If mutations occur in Frizzleds, they can become overactivated on their own or when stimulated with a ligand, and this can lead to excessively rapid cell division – a hallmark of the development of cancer.
Mutations can also occur in accessory proteins or regulatory regions of the DNA resulting in high levels of receptor or ligands with a similar outcome.
“Thus, inhibition of Frizzleds is an interesting therapeutic strategy. However, cell division in stem cell niches such as the inside of the intestinal cells should not be affected. It is therefore important to develop compounds that attack the individual Frizzled subtypes very precisely without affecting the others, which are crucial to maintain physiological function,” explains Gunnar Schulte.
Molecule activates Frizzled receptors
In the recent study, researchers from Karolinska Institutet investigated whether a small signalling molecule known to activate Smoothened signalling may also act as a ligand on Frizzleds.
More precisely, the researchers investigated whether the Smoothened agonist SAG1.3 can also bind to and activate Frizzled 6.
Using powerful computer-based modelling, molecular dynamic simulations, and pharmacological experiments, the researchers showed that SAG1.3 bind Frizzled 6 (FZD6) and acts as a weak, partial agonist.
“SAG1.3 can create structural changes in Frizzled 6, which increases the activity of the receptor. This is the first proof of concept that small molecules can be used to target the Frizzleds,” says Gunnar Schulte.
Different receptors lead to different types of cancer
Now that researchers know how a small molecule can bind to Frizzled 6, they can leverage this knowledge to design other small molecules that have a similar binding mechanism.
These other molecules may then be either antagonists or agonists, which either inhibit or enhance the effect of a signalling pathway, depending on the purpose.
The molecules can also be adjusted to target individual Frizzled receptors, and this may be relevant in combating various types of cancer. For example, Frizzled 5 is often involved in the development of pancreatic cancer, whereas Frizzled 6 and Frizzled 7 are often involved in intestinal cancer.
“It is hard to say where this will have the greatest impact. Some types of cancer are characterized by mutations being very rare, while other mutations found downstream of Frizzled are found in 85% of all cases of colon cancer.
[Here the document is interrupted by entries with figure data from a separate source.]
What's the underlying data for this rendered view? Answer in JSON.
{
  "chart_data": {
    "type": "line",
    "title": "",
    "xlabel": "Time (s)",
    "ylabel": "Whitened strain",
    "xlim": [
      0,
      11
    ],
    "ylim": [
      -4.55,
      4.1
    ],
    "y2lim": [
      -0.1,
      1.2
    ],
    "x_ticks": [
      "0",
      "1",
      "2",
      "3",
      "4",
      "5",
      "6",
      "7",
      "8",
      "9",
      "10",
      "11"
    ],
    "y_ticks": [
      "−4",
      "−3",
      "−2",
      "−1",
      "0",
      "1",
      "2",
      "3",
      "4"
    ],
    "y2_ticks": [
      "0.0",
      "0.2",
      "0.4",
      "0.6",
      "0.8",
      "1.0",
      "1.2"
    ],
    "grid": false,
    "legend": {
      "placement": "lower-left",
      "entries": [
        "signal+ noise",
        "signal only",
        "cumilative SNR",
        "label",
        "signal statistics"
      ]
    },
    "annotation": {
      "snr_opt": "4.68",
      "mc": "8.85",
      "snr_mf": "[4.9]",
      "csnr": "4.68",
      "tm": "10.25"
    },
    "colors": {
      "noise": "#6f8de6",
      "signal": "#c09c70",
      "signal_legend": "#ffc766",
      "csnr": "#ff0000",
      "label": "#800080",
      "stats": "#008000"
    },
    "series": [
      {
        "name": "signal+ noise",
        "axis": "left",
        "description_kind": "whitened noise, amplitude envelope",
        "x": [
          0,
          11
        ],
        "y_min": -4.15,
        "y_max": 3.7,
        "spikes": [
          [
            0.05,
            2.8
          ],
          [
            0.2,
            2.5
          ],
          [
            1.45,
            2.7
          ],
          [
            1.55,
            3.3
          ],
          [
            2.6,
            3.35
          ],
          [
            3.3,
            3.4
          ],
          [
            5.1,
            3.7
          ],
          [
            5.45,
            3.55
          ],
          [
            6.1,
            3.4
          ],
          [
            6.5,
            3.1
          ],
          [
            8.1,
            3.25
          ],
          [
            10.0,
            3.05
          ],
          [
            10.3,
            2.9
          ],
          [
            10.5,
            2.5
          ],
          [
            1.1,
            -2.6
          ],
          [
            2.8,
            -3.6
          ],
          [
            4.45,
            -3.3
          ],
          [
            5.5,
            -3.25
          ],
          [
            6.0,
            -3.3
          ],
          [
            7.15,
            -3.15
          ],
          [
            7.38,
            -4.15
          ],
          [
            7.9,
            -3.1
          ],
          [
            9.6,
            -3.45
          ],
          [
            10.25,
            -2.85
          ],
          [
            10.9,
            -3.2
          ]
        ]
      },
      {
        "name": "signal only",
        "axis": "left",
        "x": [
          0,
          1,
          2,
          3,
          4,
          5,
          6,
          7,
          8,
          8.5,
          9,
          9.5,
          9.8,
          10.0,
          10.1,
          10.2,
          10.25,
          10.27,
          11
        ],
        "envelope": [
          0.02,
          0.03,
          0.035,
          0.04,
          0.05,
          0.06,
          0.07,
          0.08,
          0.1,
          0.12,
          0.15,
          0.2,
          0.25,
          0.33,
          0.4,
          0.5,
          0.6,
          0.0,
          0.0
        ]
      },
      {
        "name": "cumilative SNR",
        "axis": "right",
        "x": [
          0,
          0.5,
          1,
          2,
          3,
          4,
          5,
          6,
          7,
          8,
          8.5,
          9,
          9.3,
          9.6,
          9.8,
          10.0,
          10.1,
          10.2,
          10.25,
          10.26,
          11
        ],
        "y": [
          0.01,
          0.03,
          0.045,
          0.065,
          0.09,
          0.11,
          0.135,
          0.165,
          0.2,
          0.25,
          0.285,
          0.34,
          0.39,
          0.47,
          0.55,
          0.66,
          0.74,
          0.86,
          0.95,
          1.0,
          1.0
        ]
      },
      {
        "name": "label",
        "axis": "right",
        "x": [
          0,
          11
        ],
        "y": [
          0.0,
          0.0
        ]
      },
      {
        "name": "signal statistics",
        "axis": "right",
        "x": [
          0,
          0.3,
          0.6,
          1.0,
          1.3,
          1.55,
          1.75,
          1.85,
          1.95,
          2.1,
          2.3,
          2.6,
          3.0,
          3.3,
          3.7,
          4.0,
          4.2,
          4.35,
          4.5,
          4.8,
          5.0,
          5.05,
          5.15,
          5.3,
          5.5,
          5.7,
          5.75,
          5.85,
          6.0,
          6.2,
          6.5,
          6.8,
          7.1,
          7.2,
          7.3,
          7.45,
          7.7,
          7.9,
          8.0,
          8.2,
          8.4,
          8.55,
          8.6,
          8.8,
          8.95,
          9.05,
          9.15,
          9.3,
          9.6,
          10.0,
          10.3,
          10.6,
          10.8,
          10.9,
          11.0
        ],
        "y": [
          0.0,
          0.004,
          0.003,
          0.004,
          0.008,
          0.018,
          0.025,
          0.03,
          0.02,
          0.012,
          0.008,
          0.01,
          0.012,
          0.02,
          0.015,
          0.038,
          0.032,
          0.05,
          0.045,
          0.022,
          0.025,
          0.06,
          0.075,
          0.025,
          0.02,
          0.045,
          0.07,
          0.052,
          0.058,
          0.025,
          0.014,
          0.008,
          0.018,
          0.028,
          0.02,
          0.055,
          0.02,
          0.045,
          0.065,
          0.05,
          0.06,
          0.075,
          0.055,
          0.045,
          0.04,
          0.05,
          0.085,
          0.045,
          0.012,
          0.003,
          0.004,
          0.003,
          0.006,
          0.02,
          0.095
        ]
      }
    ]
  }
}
The mutations that are common and characterized by either an upregulation of WNTs, Frizzled activity, or Frizzled expression will, however, be interesting if they can be targeted with an antagonist or an inverse agonist,” says Gunnar Schulte.
Method may identify potential medicines
The part of the new study related to identifying SAG1.3 as a Frizzled agonist is also interesting.
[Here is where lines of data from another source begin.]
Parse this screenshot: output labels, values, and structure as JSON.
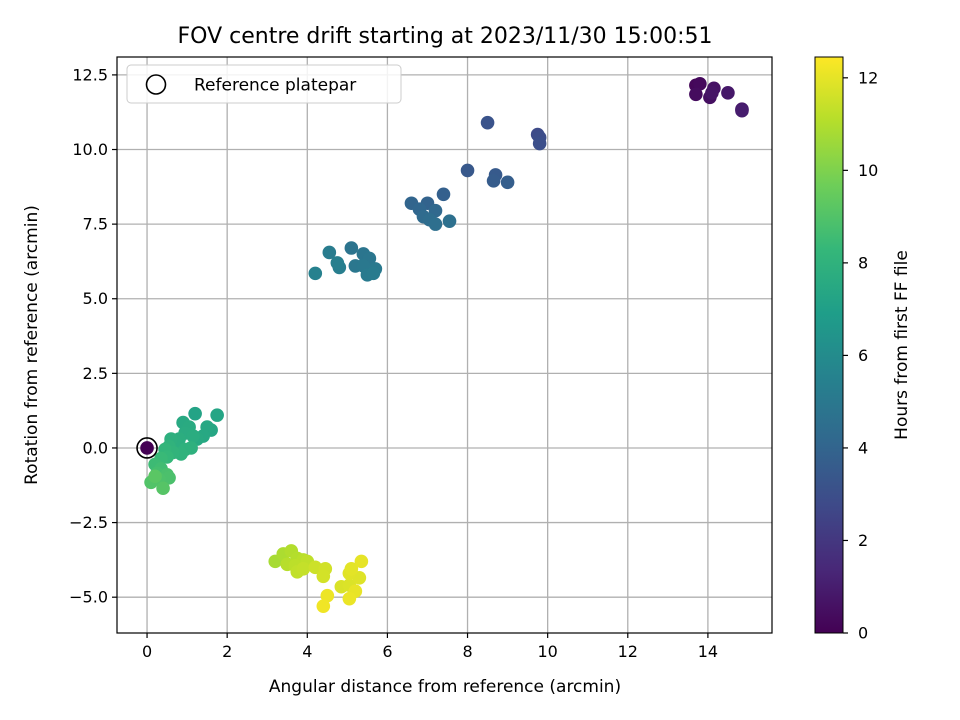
{
  "chart_data": {
    "type": "scatter",
    "title": "FOV centre drift starting at 2023/11/30 15:00:51",
    "xlabel": "Angular distance from reference (arcmin)",
    "ylabel": "Rotation from reference (arcmin)",
    "xlim": [
      -0.75,
      15.6
    ],
    "ylim": [
      -6.2,
      13.1
    ],
    "xticks": [
      "0",
      "2",
      "4",
      "6",
      "8",
      "10",
      "12",
      "14"
    ],
    "yticks": [
      "−5.0",
      "−2.5",
      "0.0",
      "2.5",
      "5.0",
      "7.5",
      "10.0",
      "12.5"
    ],
    "grid": true,
    "legend": {
      "placement": "top-left",
      "label": "Reference platepar"
    },
    "reference_point": {
      "x": 0,
      "y": 0
    },
    "colorbar": {
      "label": "Hours from first FF file",
      "colormap": "viridis",
      "range": [
        0,
        12.45
      ],
      "ticks": [
        "0",
        "2",
        "4",
        "6",
        "8",
        "10",
        "12"
      ]
    },
    "colormap_stops": [
      "#440154",
      "#482878",
      "#3e4a89",
      "#31688e",
      "#26828e",
      "#1f9e89",
      "#35b779",
      "#6ece58",
      "#b5de2b",
      "#fde725"
    ],
    "points": [
      {
        "x": 13.7,
        "y": 12.15,
        "h": 0.2
      },
      {
        "x": 13.8,
        "y": 12.2,
        "h": 0.3
      },
      {
        "x": 13.7,
        "y": 11.85,
        "h": 0.4
      },
      {
        "x": 14.05,
        "y": 11.75,
        "h": 0.5
      },
      {
        "x": 14.15,
        "y": 12.05,
        "h": 0.6
      },
      {
        "x": 14.1,
        "y": 11.9,
        "h": 0.7
      },
      {
        "x": 14.5,
        "y": 11.9,
        "h": 0.8
      },
      {
        "x": 14.85,
        "y": 11.35,
        "h": 0.9
      },
      {
        "x": 14.85,
        "y": 11.3,
        "h": 1.0
      },
      {
        "x": 9.75,
        "y": 10.5,
        "h": 2.8
      },
      {
        "x": 9.8,
        "y": 10.4,
        "h": 2.9
      },
      {
        "x": 9.8,
        "y": 10.2,
        "h": 3.0
      },
      {
        "x": 8.5,
        "y": 10.9,
        "h": 3.2
      },
      {
        "x": 8.0,
        "y": 9.3,
        "h": 3.4
      },
      {
        "x": 8.7,
        "y": 9.15,
        "h": 3.5
      },
      {
        "x": 8.65,
        "y": 8.95,
        "h": 3.6
      },
      {
        "x": 9.0,
        "y": 8.9,
        "h": 3.7
      },
      {
        "x": 7.4,
        "y": 8.5,
        "h": 3.8
      },
      {
        "x": 7.0,
        "y": 8.2,
        "h": 3.9
      },
      {
        "x": 6.6,
        "y": 8.2,
        "h": 4.0
      },
      {
        "x": 6.8,
        "y": 8.0,
        "h": 4.1
      },
      {
        "x": 7.2,
        "y": 7.95,
        "h": 4.2
      },
      {
        "x": 6.9,
        "y": 7.75,
        "h": 4.3
      },
      {
        "x": 7.05,
        "y": 7.65,
        "h": 4.4
      },
      {
        "x": 7.2,
        "y": 7.5,
        "h": 4.5
      },
      {
        "x": 7.55,
        "y": 7.6,
        "h": 4.6
      },
      {
        "x": 5.45,
        "y": 6.2,
        "h": 4.7
      },
      {
        "x": 5.1,
        "y": 6.7,
        "h": 4.8
      },
      {
        "x": 5.4,
        "y": 6.5,
        "h": 4.85
      },
      {
        "x": 5.55,
        "y": 6.35,
        "h": 4.9
      },
      {
        "x": 5.2,
        "y": 6.1,
        "h": 4.95
      },
      {
        "x": 5.4,
        "y": 6.1,
        "h": 5.0
      },
      {
        "x": 5.7,
        "y": 6.0,
        "h": 5.05
      },
      {
        "x": 5.5,
        "y": 5.8,
        "h": 5.1
      },
      {
        "x": 5.65,
        "y": 5.85,
        "h": 5.15
      },
      {
        "x": 4.55,
        "y": 6.55,
        "h": 5.2
      },
      {
        "x": 4.8,
        "y": 6.05,
        "h": 5.3
      },
      {
        "x": 4.75,
        "y": 6.2,
        "h": 5.35
      },
      {
        "x": 4.2,
        "y": 5.85,
        "h": 5.5
      },
      {
        "x": 1.2,
        "y": 1.15,
        "h": 7.2
      },
      {
        "x": 1.75,
        "y": 1.1,
        "h": 7.3
      },
      {
        "x": 1.6,
        "y": 0.6,
        "h": 7.35
      },
      {
        "x": 1.5,
        "y": 0.7,
        "h": 7.4
      },
      {
        "x": 1.4,
        "y": 0.4,
        "h": 7.45
      },
      {
        "x": 1.25,
        "y": 0.3,
        "h": 7.5
      },
      {
        "x": 0.9,
        "y": 0.85,
        "h": 7.55
      },
      {
        "x": 1.05,
        "y": 0.7,
        "h": 7.6
      },
      {
        "x": 0.95,
        "y": 0.5,
        "h": 7.65
      },
      {
        "x": 1.15,
        "y": 0.4,
        "h": 7.7
      },
      {
        "x": 0.8,
        "y": 0.3,
        "h": 7.75
      },
      {
        "x": 0.7,
        "y": 0.2,
        "h": 7.8
      },
      {
        "x": 0.6,
        "y": 0.3,
        "h": 7.85
      },
      {
        "x": 1.1,
        "y": 0.0,
        "h": 7.9
      },
      {
        "x": 0.95,
        "y": -0.05,
        "h": 7.95
      },
      {
        "x": 0.85,
        "y": -0.2,
        "h": 8.0
      },
      {
        "x": 0.55,
        "y": 0.05,
        "h": 8.05
      },
      {
        "x": 0.65,
        "y": -0.15,
        "h": 8.1
      },
      {
        "x": 0.45,
        "y": -0.05,
        "h": 8.2
      },
      {
        "x": 0.5,
        "y": -0.3,
        "h": 8.3
      },
      {
        "x": 0.35,
        "y": -0.35,
        "h": 8.4
      },
      {
        "x": 0.2,
        "y": -0.55,
        "h": 8.5
      },
      {
        "x": 0.35,
        "y": -0.7,
        "h": 8.6
      },
      {
        "x": 0.25,
        "y": -0.85,
        "h": 8.7
      },
      {
        "x": 0.5,
        "y": -0.9,
        "h": 8.8
      },
      {
        "x": 0.55,
        "y": -1.0,
        "h": 8.85
      },
      {
        "x": 0.3,
        "y": -1.05,
        "h": 8.9
      },
      {
        "x": 0.1,
        "y": -1.15,
        "h": 9.0
      },
      {
        "x": 0.4,
        "y": -1.35,
        "h": 9.1
      },
      {
        "x": 0.2,
        "y": -0.95,
        "h": 9.2
      },
      {
        "x": 3.2,
        "y": -3.8,
        "h": 10.8
      },
      {
        "x": 3.4,
        "y": -3.55,
        "h": 10.9
      },
      {
        "x": 3.6,
        "y": -3.45,
        "h": 11.0
      },
      {
        "x": 3.75,
        "y": -3.7,
        "h": 11.05
      },
      {
        "x": 3.5,
        "y": -3.9,
        "h": 11.1
      },
      {
        "x": 3.9,
        "y": -3.75,
        "h": 11.15
      },
      {
        "x": 3.7,
        "y": -3.95,
        "h": 11.2
      },
      {
        "x": 4.0,
        "y": -3.8,
        "h": 11.25
      },
      {
        "x": 3.75,
        "y": -4.15,
        "h": 11.3
      },
      {
        "x": 3.9,
        "y": -4.05,
        "h": 11.35
      },
      {
        "x": 4.2,
        "y": -4.0,
        "h": 11.5
      },
      {
        "x": 4.45,
        "y": -4.05,
        "h": 11.6
      },
      {
        "x": 4.4,
        "y": -4.3,
        "h": 11.65
      },
      {
        "x": 4.85,
        "y": -4.65,
        "h": 11.75
      },
      {
        "x": 5.05,
        "y": -4.6,
        "h": 11.8
      },
      {
        "x": 5.3,
        "y": -4.35,
        "h": 11.85
      },
      {
        "x": 5.05,
        "y": -4.2,
        "h": 11.9
      },
      {
        "x": 5.1,
        "y": -4.05,
        "h": 11.95
      },
      {
        "x": 5.35,
        "y": -3.8,
        "h": 12.0
      },
      {
        "x": 5.2,
        "y": -4.8,
        "h": 12.05
      },
      {
        "x": 5.05,
        "y": -5.05,
        "h": 12.1
      },
      {
        "x": 4.5,
        "y": -4.95,
        "h": 12.15
      },
      {
        "x": 4.4,
        "y": -5.3,
        "h": 12.2
      }
    ]
  }
}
In refining methods of analysis, the researchers have found assays suitable to identify drugs that act through Frizzleds.
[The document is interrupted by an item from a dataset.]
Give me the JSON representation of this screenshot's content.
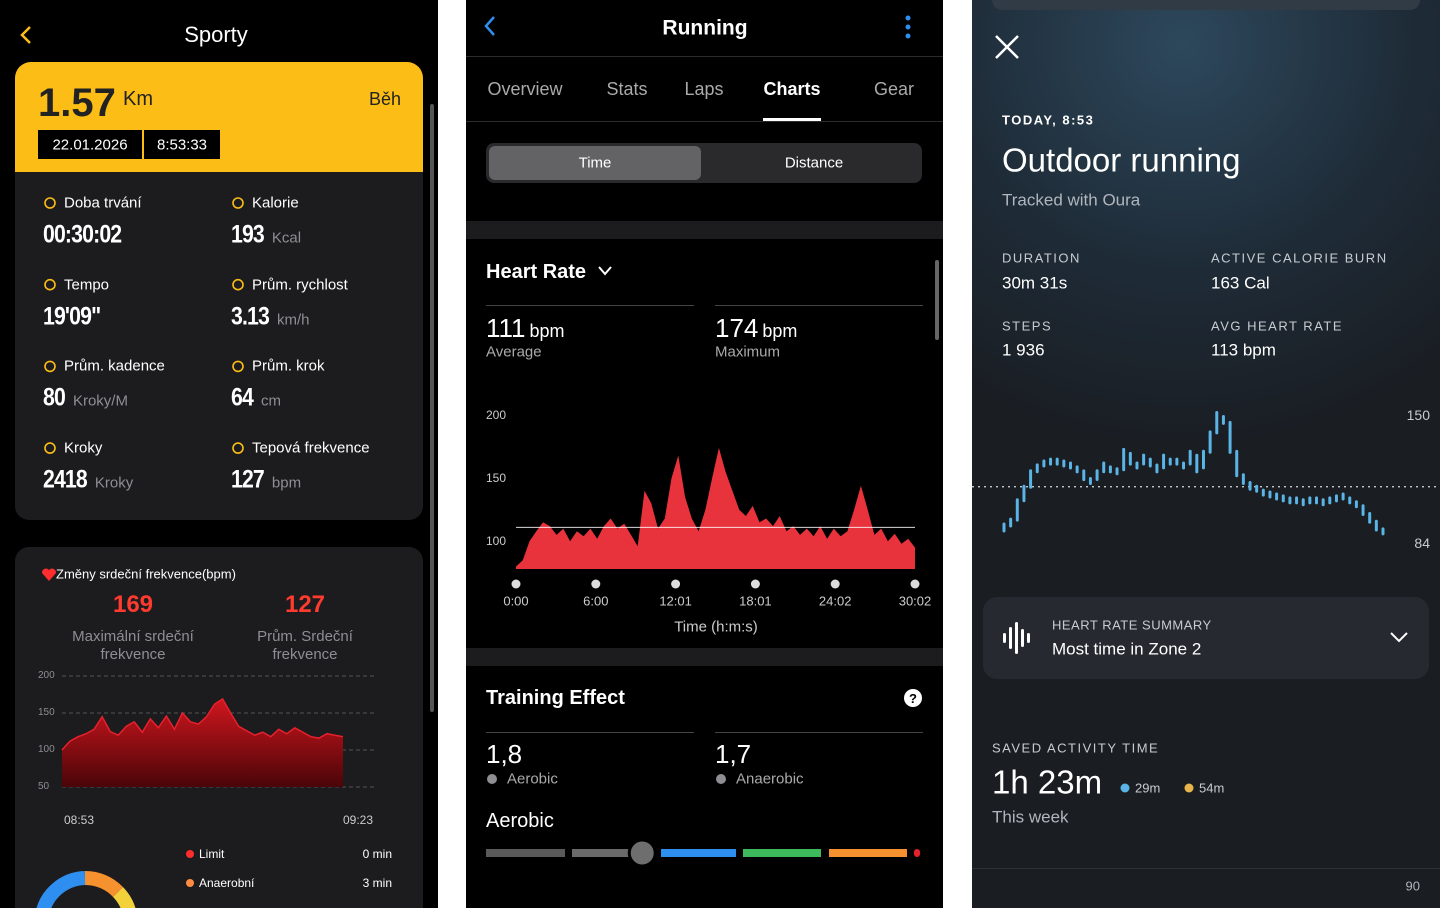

Using these assays, the researchers found that other Smoothened-targeting molecules can also interact with Frizzleds, including the Smoothened inverse agonist cyclopamine, which gives lambs one eye if the pregnant ewe eats plants containing cyclopamine.
“We believe that we can use this assay to find and develop new molecules that can be very selective towards different types of Frizzled receptors and can therefore be used therapeutically in various diseases, especially cancer,” explains Gunnar Schulte.
“Structural insight into small molecule action on Frizzleds” has been published in Nature Communications. In 2017 and 2019, the Novo Nordisk Foundation awarded grants to Gunnar Schulte for the projects “WNT/Frizzled communication as a druggable endocrine signalling system” and “Drugging Frizzleds with Small Molecules – It Is Actually Possible!”, respectively.